Arbitration offers a number of benefits to clients. Well-drafted arbitration clauses can reduce risk and expense, offer assurance as to forum, guarantee some assurance of an arbitrator who is familiar with the subject of the dispute, and generally make business dispute resolution more predictable. With that in mind, Armstrong’s most recent arbitration experience provides a warning against some of the risks associated with arbitration that are not readily apparent.

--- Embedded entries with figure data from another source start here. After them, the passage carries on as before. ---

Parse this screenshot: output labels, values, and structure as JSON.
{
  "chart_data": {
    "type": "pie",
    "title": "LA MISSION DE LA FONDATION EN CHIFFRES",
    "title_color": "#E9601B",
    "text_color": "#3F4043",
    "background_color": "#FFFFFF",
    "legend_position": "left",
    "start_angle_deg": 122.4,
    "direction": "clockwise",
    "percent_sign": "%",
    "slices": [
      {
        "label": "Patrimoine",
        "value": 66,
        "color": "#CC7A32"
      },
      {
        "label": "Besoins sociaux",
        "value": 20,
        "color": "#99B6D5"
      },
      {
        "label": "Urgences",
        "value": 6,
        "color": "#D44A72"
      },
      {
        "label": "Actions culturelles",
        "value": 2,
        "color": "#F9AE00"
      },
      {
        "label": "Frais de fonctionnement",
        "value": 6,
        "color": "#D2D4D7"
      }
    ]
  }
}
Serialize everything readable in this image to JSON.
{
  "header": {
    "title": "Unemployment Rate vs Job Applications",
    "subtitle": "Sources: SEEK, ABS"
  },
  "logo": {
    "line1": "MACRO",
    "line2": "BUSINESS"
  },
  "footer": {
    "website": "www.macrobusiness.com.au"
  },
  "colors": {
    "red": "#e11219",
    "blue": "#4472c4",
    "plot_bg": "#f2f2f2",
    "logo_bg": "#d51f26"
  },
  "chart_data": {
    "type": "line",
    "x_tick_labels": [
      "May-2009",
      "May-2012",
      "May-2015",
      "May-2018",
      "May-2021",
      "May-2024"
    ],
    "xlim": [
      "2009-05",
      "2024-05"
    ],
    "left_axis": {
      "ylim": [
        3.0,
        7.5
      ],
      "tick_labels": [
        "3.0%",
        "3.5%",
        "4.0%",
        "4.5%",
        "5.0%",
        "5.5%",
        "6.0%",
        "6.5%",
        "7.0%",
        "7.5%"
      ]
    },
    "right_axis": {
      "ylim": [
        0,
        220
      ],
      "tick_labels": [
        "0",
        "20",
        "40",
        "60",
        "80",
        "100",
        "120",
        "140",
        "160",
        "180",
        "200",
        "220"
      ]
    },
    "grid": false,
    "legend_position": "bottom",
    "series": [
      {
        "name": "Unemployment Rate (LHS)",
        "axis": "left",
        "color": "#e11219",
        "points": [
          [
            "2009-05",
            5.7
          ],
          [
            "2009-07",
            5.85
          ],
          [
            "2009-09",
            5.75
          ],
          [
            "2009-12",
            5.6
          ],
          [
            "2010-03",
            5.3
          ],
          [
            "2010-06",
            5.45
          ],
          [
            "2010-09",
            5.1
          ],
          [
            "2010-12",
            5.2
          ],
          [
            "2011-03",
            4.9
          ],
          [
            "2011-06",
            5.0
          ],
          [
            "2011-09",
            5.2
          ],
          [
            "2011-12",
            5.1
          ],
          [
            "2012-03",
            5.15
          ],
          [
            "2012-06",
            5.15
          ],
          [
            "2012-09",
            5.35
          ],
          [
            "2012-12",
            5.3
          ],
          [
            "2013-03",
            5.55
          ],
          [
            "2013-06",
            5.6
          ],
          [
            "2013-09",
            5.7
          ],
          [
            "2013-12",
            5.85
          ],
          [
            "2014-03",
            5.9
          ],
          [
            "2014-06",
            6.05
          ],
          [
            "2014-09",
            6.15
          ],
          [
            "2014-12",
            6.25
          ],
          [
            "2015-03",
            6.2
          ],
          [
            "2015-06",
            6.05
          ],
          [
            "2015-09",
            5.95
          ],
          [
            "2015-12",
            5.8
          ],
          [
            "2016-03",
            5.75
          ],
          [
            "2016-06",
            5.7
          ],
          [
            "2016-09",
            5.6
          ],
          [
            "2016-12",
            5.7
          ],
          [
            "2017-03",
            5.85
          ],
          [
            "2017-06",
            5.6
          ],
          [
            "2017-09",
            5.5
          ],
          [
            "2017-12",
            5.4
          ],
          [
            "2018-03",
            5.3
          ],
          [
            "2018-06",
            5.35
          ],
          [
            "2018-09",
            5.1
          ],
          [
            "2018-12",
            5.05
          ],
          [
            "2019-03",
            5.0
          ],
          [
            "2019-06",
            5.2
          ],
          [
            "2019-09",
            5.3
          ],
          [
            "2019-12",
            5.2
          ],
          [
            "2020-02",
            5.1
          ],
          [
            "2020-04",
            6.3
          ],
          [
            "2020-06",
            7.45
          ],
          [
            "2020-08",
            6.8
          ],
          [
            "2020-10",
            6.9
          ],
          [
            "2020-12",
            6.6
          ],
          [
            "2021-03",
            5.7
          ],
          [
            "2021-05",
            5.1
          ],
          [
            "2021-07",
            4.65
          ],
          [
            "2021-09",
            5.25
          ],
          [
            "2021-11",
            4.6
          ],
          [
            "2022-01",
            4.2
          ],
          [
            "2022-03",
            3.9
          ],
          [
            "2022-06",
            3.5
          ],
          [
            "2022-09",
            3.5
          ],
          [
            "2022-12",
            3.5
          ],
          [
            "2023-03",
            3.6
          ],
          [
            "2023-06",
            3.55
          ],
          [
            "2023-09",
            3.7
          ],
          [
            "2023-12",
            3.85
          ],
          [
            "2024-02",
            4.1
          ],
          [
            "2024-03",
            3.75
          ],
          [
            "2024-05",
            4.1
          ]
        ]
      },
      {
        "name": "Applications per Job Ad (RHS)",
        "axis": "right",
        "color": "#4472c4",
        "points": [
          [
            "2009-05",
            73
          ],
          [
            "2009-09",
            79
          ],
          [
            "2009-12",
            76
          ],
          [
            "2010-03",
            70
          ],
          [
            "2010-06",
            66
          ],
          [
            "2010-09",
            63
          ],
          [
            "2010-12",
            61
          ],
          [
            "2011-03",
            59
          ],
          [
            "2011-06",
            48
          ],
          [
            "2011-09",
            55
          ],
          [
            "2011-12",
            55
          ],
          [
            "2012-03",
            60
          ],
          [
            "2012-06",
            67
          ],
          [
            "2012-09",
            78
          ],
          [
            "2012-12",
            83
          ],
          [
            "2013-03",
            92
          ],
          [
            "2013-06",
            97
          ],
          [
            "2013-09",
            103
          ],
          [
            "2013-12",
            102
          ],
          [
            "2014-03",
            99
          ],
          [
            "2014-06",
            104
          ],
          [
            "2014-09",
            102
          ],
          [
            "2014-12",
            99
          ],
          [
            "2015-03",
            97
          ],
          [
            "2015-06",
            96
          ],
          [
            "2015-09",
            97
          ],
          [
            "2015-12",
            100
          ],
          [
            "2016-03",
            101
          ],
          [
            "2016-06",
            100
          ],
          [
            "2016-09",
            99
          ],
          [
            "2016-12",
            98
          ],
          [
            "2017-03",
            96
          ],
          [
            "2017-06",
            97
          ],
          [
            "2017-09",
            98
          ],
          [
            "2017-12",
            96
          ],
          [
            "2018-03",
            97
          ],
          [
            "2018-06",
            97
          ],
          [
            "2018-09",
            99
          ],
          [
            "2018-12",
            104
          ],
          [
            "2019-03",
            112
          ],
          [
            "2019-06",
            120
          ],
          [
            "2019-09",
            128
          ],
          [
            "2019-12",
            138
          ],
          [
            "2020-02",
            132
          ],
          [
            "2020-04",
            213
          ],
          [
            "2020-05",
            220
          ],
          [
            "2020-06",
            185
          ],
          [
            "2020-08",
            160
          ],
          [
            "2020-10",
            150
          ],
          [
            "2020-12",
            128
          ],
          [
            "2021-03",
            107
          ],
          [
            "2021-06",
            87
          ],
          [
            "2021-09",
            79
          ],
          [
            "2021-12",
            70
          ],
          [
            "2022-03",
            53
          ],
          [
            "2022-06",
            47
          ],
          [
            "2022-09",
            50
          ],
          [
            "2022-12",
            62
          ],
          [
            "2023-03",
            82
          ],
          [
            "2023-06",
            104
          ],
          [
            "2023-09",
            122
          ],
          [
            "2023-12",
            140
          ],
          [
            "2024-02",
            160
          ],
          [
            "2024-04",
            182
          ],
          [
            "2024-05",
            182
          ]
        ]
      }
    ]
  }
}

In 2004, Armstrong and his management company sued SCA Promotions for a $5 million bonus which Armstrong claimed SCA owed him from his 2004 Tour de France victory. SCA had withheld payment of the bonus because its founder read accusations that Armstrong had used PEDs to win the race. During the arbitration hearings, Armstrong testified that he did not dope to win the race. The arbitrators believed him, or SCA certainly thought they did. In 2006, the parties settled the dispute privately and entered into a public “consent” arbitration award whereby SCA paid Armstrong $7.5 million – $5 million for the bonus, plus $2.5 million in fees. Most importantly, the settlement agreement gave the arbitrators exclusive jurisdiction to settle future disputes related to the bonus or the settlement agreement.
In 2012, the news broke of Armstrong’s pervasive use of performance enhancing drugs, and Armstrong’s seven consecutive Tour de France titles were stripped from him. Months later, he admitted publicly to doping in each of the seven races. Immediately after Armstrong’s admission, SCA filed a motion to reconvene the arbitration and requested sanctions against Armstrong. In 2013, seven years after the arbitration ended, the parties were back before the same arbitration panel originally appointed in 2004. Although SCA did not seek to vacate the settlement based on a theory of fraudulent inducement (as the settlement almost certainly disclaimed either party’s reliance on any statement by the other), the panel responded to SCA’s request by sanctioning Armstrong $10 million.
“Perjury must never be profitable,” the 2-1 majority opened. “Deception demands real, meaningful sanctions.” The arbitrators acknowledged that the authority of arbitrators to award monetary sanctions is not universally accepted but found that it had not only the authority but also the “duty” to award sanctions for Armstrong’s conduct which was a “calculated affront to the integrity of the arbitration process.” Notably, the panel found that Armstrong’s perjury contravened the implied covenant not to frustrate or impede the arbitration agreement under Texas law. Of further note, Texas law does not recognize a civil penalty for perjury; even in court, Armstrong’s “sanction” for perjury would be imprisonment, not $10 million payable to the other side. The arbitrators went on to examine whether Armstrong’s attorneys should be sanctioned but declined to impose sanctions because the panel found that counsel “did not knowingly participate” in Armstrong’s perjury. Because arbitration awards are difficult to vacate, Armstrong is likely stuck with the $10 million award.
This cautionary tale teaches several valuable lessons. First, arbitrators may potentially award sanctions, including monetary sanctions, even though the rules and the precedent do not specifically allow such relief. Second, grounds for overturning an arbitration award are limited, and even poorly reasoned arbitration awards are unlikely to be set aside. Finally, arbitrators, in the face of egregious behavior during the arbitration proceedings, may look behind the actions of the parties to examine whether their counsel knowingly participated in the bad acts.